Mr. Grady pointed one out, and Frank left to fill the vase.
I moved to the bench, tried to pull myself back together. I made myself focus on the new grave, on the seams of earth between rectangles of newly placed sod. I silently debated whether or not I should do anything on Barbara’s behalf. Ever.
“Do you know whose grave this is, Mr. Grady? The one next to my mother’s?”
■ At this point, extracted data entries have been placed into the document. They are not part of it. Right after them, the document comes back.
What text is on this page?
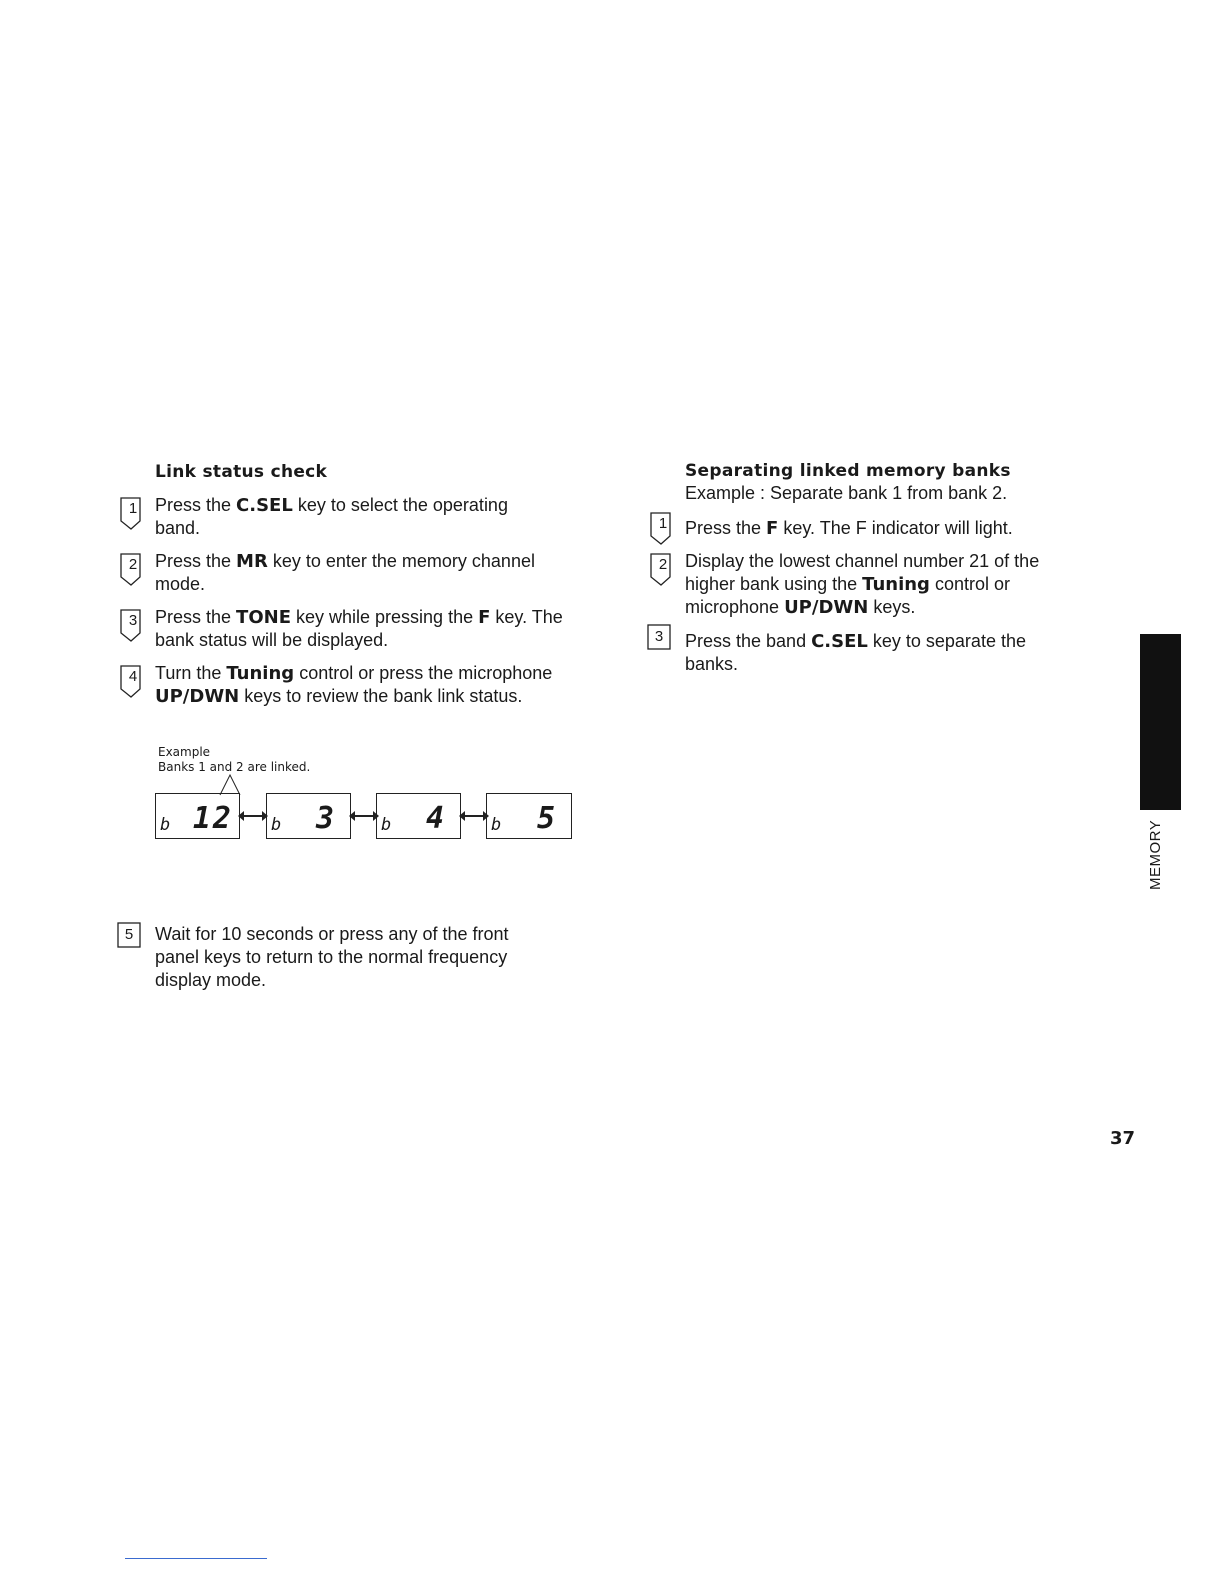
Link status check
1 Press the C.SEL key to select the operating band.
2 Press the MR key to enter the memory channel mode.
3 Press the TONE key while pressing the F key. The bank status will be displayed.
4 Turn the Tuning control or press the microphone UP/DWN keys to review the bank link status.
Example
Banks 1 and 2 are linked.
b 12 b 3	b 4	b 5
5 Wait for 10 seconds or press any of the front panel keys to return to the normal frequency display mode.
Separating linked memory banks
Example : Separate bank 1 from bank 2.
1 Press the F key. The F indicator will light.
2 Display the lowest channel number 21 of the higher bank using the Tuning control or microphone UP/DWN keys.
3 Press the band C.SEL key to separate the banks.
MEMORY
37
He shook his head. “No, no, I don’t. I wasn’t here the day of the funeral-I’m off on Sundays, Wednesdays and Thursdays, and I think this one was Wednesday. Must be somebody your great-aunt Mary knows, though.”
“Why do you say that?”
“She owns several plots here. Nobody could have been buried next to your folks without her say-so.”
Frank came back and splashed the headstone with a little water. The rest of the dirt came off, and with a little more water, the stone cleaned up nicely. Frank put the vase back in its holder, water still in it. He reached toward the roses, then hesitated, looking at me.
“Do you think she’d mind?” he asked.
“My mother?”
“Yes.”
I smiled. “No, she wouldn’t mind. She was always generous.”
He carefully pulled three of the roses from the vase on my mother’s grave.
I tried to tell myself, on the way home, that my father was past feeling any slights from Barbara, that even when he was alive, he had an understanding of her habit of distancing herself from him, an understanding I could never share.